We will use the GRADE approach, as outlined in the GRADE Handbook, to assess the quality of evidence for the following (clinically relevant) outcomes (Schünemann 2013).

  • All‐cause mortality.

    • Before hospital discharge (latest time reported at or after 36 weeks' postmenstrual age).

    • Between hospital discharge and neurodevelopmental follow‐up at 18 to 24 months of age (post term).

  • Neurodevelopmental disability at 18 to 24 months of age (post term), defined as a neurological abnormality including any of the following.

    • Cerebral palsy on clinical examination.

    • Developmental delay > 2 SDs below the population mean on a standardised test of development (Vohr 2004).

    • Blindness (visual acuity < 6/60).

    • Deafness (any hearing impairment requiring amplification).

  • Bronchopulmonary dysplasia (BPD, according to NICHD criteria, defined as oxygen requirement > 21% at 28 days of life and:

    • breathing room air (mild BPD);

    • oxygen requirement < 22% to 29% (moderate BPD); or

    • oxygen requirement > 30% and/or positive pressure (severe BDP) at 36 weeks' postmenstrual age (for infants born at < 32 weeks' gestation) or at 56 days of life or discharge, whichever is later (for infants born at ≥ 32 weeks' gestation) (Jobe 2001).

  • Retinopathy of prematurity (any stage and stage III or IV).

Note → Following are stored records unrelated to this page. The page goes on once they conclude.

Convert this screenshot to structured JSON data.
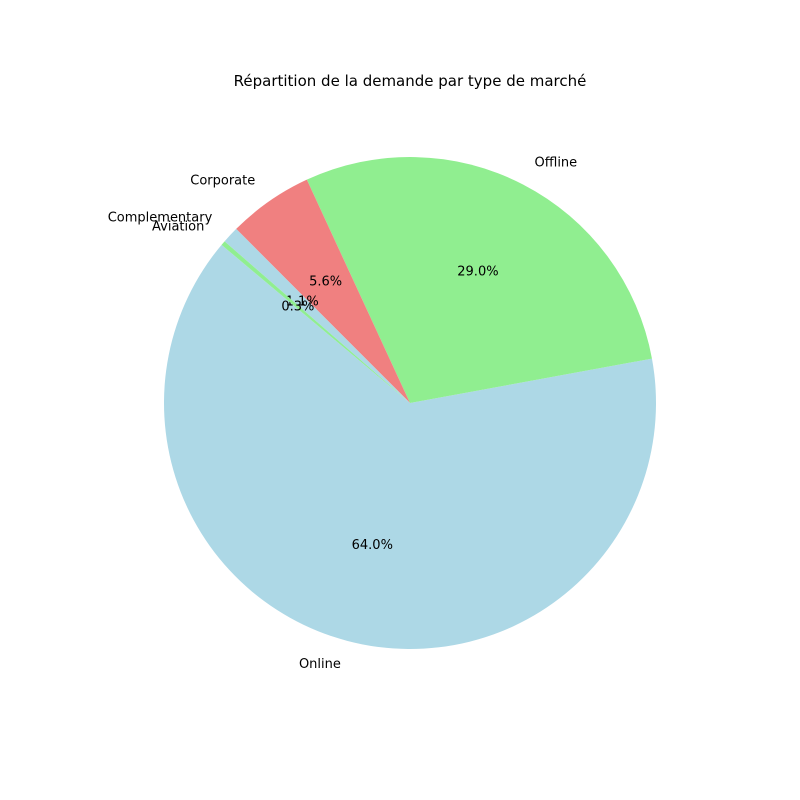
{
  "chart_data": {
    "type": "pie",
    "title": "Répartition de la demande par type de marché",
    "categories": [
      "Online",
      "Offline",
      "Corporate",
      "Complementary",
      "Aviation"
    ],
    "values": [
      64.0,
      29.0,
      5.6,
      1.1,
      0.3
    ],
    "percent_labels": [
      "64.0%",
      "29.0%",
      "5.6%",
      "1.1%",
      "0.3%"
    ],
    "colors": [
      "#add8e6",
      "#90ee90",
      "#f08080",
      "#add8e6",
      "#90ee90"
    ],
    "start_angle_deg": 140,
    "direction": "counterclockwise",
    "legend": "none"
  }
}
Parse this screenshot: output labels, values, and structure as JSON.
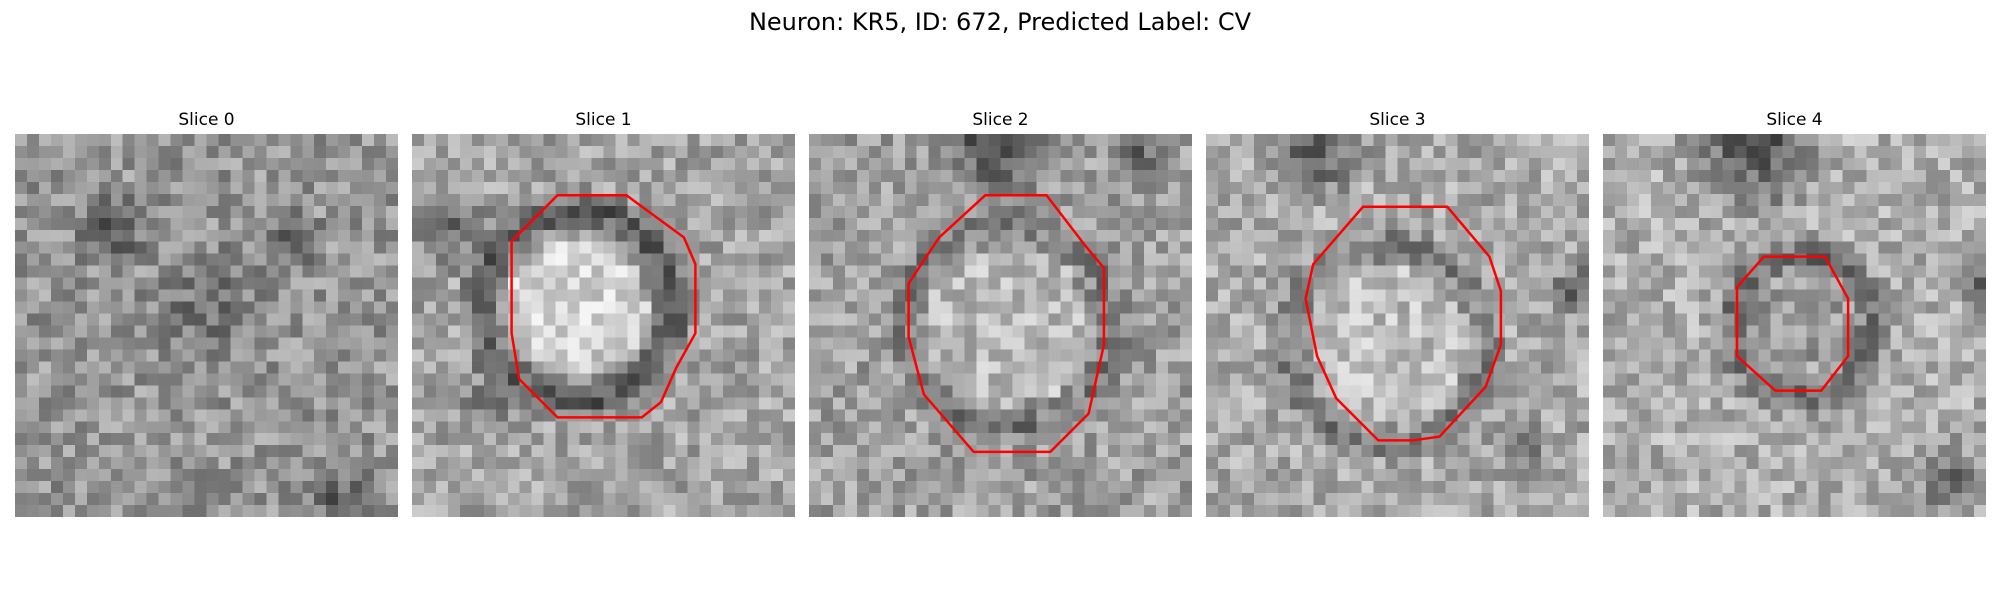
{
  "figure": {
    "title": "Neuron: KR5, ID: 672, Predicted Label: CV",
    "outline_color": "#ff0000"
  },
  "panels": [
    {
      "title": "Slice 0",
      "has_outline": false
    },
    {
      "title": "Slice 1",
      "has_outline": true
    },
    {
      "title": "Slice 2",
      "has_outline": true
    },
    {
      "title": "Slice 3",
      "has_outline": true
    },
    {
      "title": "Slice 4",
      "has_outline": true
    }
  ]
}
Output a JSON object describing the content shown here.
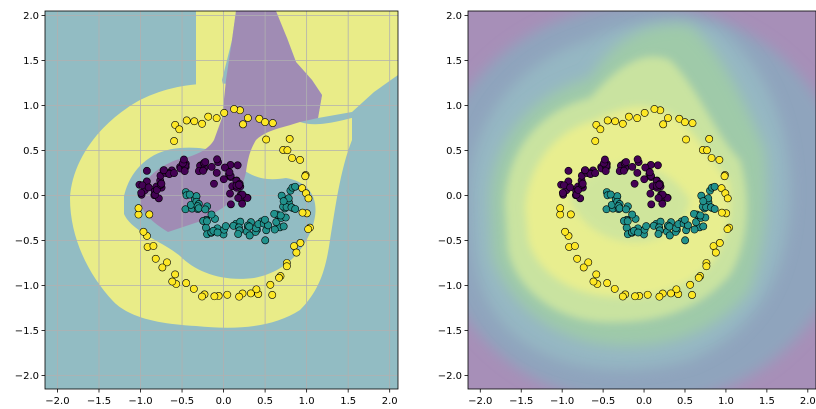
{
  "chart_data": [
    {
      "type": "scatter",
      "subtype": "decision-regions",
      "title": "",
      "xlabel": "",
      "ylabel": "",
      "xlim": [
        -2.15,
        2.1
      ],
      "ylim": [
        -2.15,
        2.05
      ],
      "xticks": [
        "−2.0",
        "−1.5",
        "−1.0",
        "−0.5",
        "0.0",
        "0.5",
        "1.0",
        "1.5",
        "2.0"
      ],
      "yticks": [
        "−2.0",
        "−1.5",
        "−1.0",
        "−0.5",
        "0.0",
        "0.5",
        "1.0",
        "1.5",
        "2.0"
      ],
      "grid": true,
      "background": "class regions (teal / yellow / purple)",
      "region_colors": {
        "teal": "#92bcc3",
        "yellow": "#e9ec88",
        "purple": "#a08cb4"
      },
      "class_colors": {
        "class_0": "#440154",
        "class_1": "#21918c",
        "class_2": "#fde725"
      }
    },
    {
      "type": "scatter",
      "subtype": "probability-contours",
      "title": "",
      "xlabel": "",
      "ylabel": "",
      "xlim": [
        -2.15,
        2.1
      ],
      "ylim": [
        -2.15,
        2.05
      ],
      "xticks": [
        "−2.0",
        "−1.5",
        "−1.0",
        "−0.5",
        "0.0",
        "0.5",
        "1.0",
        "1.5",
        "2.0"
      ],
      "yticks": [
        "−2.0",
        "−1.5",
        "−1.0",
        "−0.5",
        "0.0",
        "0.5",
        "1.0",
        "1.5",
        "2.0"
      ],
      "grid": false,
      "background": "filled contours of class confidence (viridis, low alpha)",
      "class_colors": {
        "class_0": "#440154",
        "class_1": "#21918c",
        "class_2": "#fde725"
      }
    }
  ]
}
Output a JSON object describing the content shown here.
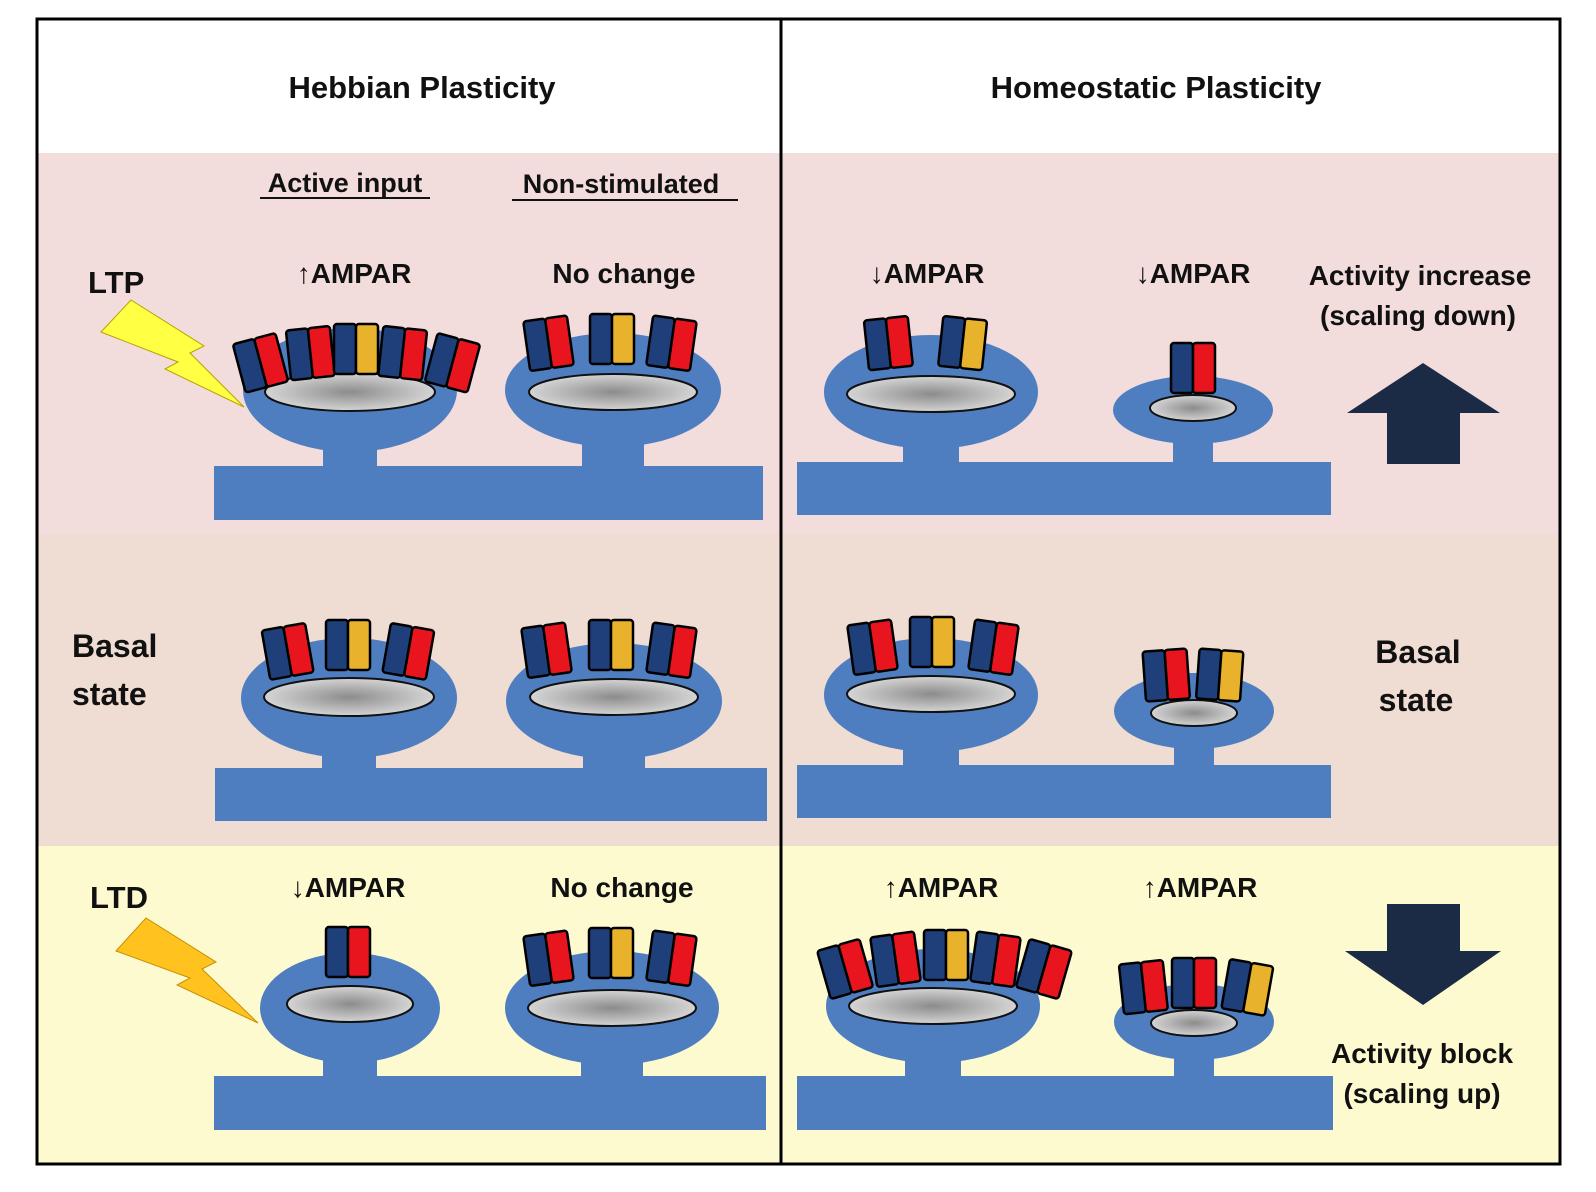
{
  "colors": {
    "ltp_band": "#f2dcdc",
    "basal_band": "#efdcd2",
    "ltd_band": "#fefad0",
    "dendrite": "#4e7ec0",
    "receptor_blue": "#1f3f7a",
    "receptor_red": "#e8141e",
    "receptor_yellow": "#e8b22c",
    "arrow": "#1b2a45",
    "ltp_bolt": "#ffff44",
    "ltd_bolt": "#ffc21e"
  },
  "columns": {
    "hebbian": {
      "title": "Hebbian Plasticity"
    },
    "homeostatic": {
      "title": "Homeostatic Plasticity"
    }
  },
  "headers": {
    "active": "Active input",
    "nonstim": "Non-stimulated"
  },
  "rows": {
    "ltp": {
      "label": "LTP",
      "heb_active": "↑AMPAR",
      "heb_nonstim": "No change",
      "hom_left": "↓AMPAR",
      "hom_right": "↓AMPAR",
      "side_line1": "Activity increase",
      "side_line2": "(scaling down)",
      "arrow_icon": "up-arrow-icon"
    },
    "basal": {
      "label_line1": "Basal",
      "label_line2": "state",
      "right_line1": "Basal",
      "right_line2": "state"
    },
    "ltd": {
      "label": "LTD",
      "heb_active": "↓AMPAR",
      "heb_nonstim": "No change",
      "hom_left": "↑AMPAR",
      "hom_right": "↑AMPAR",
      "side_line1": "Activity block",
      "side_line2": "(scaling up)",
      "arrow_icon": "down-arrow-icon"
    }
  }
}
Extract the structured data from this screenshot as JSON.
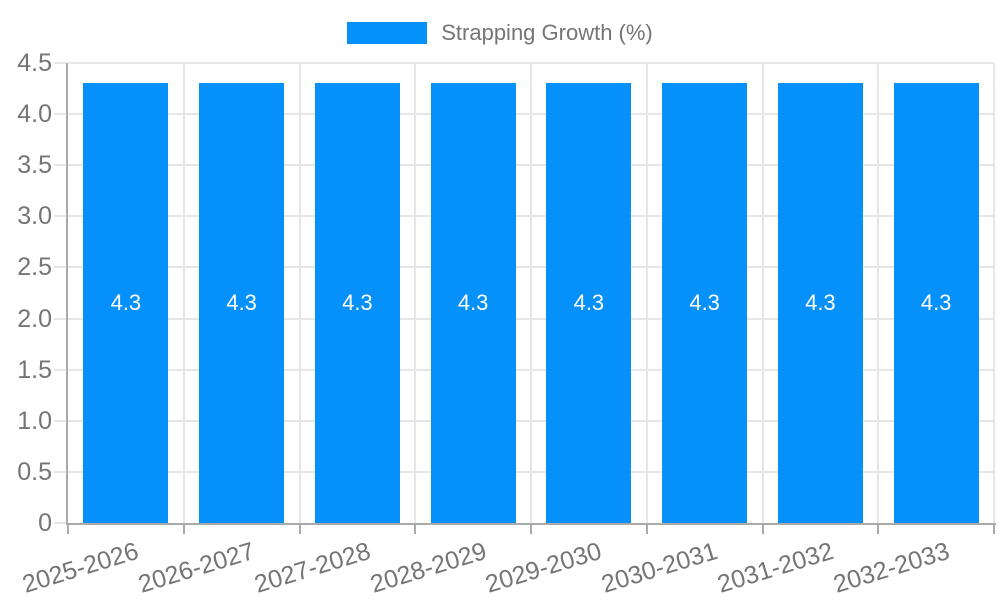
{
  "chart_data": {
    "type": "bar",
    "legend": {
      "label": "Strapping Growth (%)",
      "position": "top-center"
    },
    "categories": [
      "2025-2026",
      "2026-2027",
      "2027-2028",
      "2028-2029",
      "2029-2030",
      "2030-2031",
      "2031-2032",
      "2032-2033"
    ],
    "series": [
      {
        "name": "Strapping Growth (%)",
        "values": [
          4.3,
          4.3,
          4.3,
          4.3,
          4.3,
          4.3,
          4.3,
          4.3
        ]
      }
    ],
    "value_labels": [
      "4.3",
      "4.3",
      "4.3",
      "4.3",
      "4.3",
      "4.3",
      "4.3",
      "4.3"
    ],
    "xlabel": "",
    "ylabel": "",
    "ylim": [
      0,
      4.5
    ],
    "y_ticks": [
      0,
      0.5,
      1,
      1.5,
      2,
      2.5,
      3,
      3.5,
      4,
      4.5
    ],
    "y_tick_labels": [
      "0",
      "0.5",
      "1.0",
      "1.5",
      "2.0",
      "2.5",
      "3.0",
      "3.5",
      "4.0",
      "4.5"
    ],
    "grid": true,
    "x_label_rotation_deg": -17,
    "colors": {
      "bar": "#0590fa",
      "value_label": "#ffffff",
      "axis_text": "#757575",
      "gridline": "#e6e6e6",
      "axis_line": "#aaaaaa",
      "background": "#ffffff"
    }
  }
}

  • Bacterial sepsis (episodes proven by means of positive blood culture).

  • Necrotising enterocolitis (any stage).

  • Intraventricular haemorrhage (grade III or IV).

  • Change in standardised growth.

Two review authors will independently assess the quality of evidence for each of the outcomes above. We will consider evidence from RCTs as high quality but will downgrade the evidence one level for serious (or two levels for very serious) limitations on the basis of the following: design (risk of bias), consistency across studies, directness of evidence, precision of estimates, and presence of publication bias. We will use GRADEproGDT to create a ‘Summary of findings’ table to report the quality of the evidence (GRADEpro).

We will use the GRADE approach to assess the quality of a body of evidence as one of four grades.

  • High: We are very confident that the true effect lies close to that of the estimate of the effect.

  • Moderate: We are moderately confident in the effect estimate: The true effect is likely to be close to the estimate of the effect, but there is a possibility that it is substantially different.

  • Low: Our confidence in the effect estimate is limited: The true effect may be substantially different from the estimate of the effect.

  • Very low: We have very little confidence in the effect estimate: The true effect is likely to be substantially different from the estimate of effect.

Subgroup analysis and investigation of heterogeneity

If sufficient data are available, we will undertake the following a priori subgroup analysis to explore potential sources of clinical heterogeneity.

  • Gestational age (< 28 weeks, 28 to 32 weeks, > 32 weeks).

  • Birth weight (≤ 1500 grams, > 1500 grams).

  • Type of enteral feeds (predominantly or exclusively human milk, predominantly or exclusively formula feeds).

  • Dose of zinc supplementation (≤ 3 mg/kg/d, > 3 mg/kg/d).

  • Duration of zinc supplementation (≤ 4 weeks, > 4 weeks).

  • Additional micronutrient supplementation (zinc preparation alone, zinc combined with other micronutrients or vitamins).

Sensitivity analysis

We will explore methodological heterogeneity by performing sensitivity analyses (if sufficient data are available). We will perform sensitivity analyses by excluding trials of lower quality when we judge them to be at high risk of bias, to assess effects of bias on the meta‐analysis. We will define low quality as lack of any of the following: allocation concealment, adequate randomisation, blinding of treatment, or < 20% follow‐up.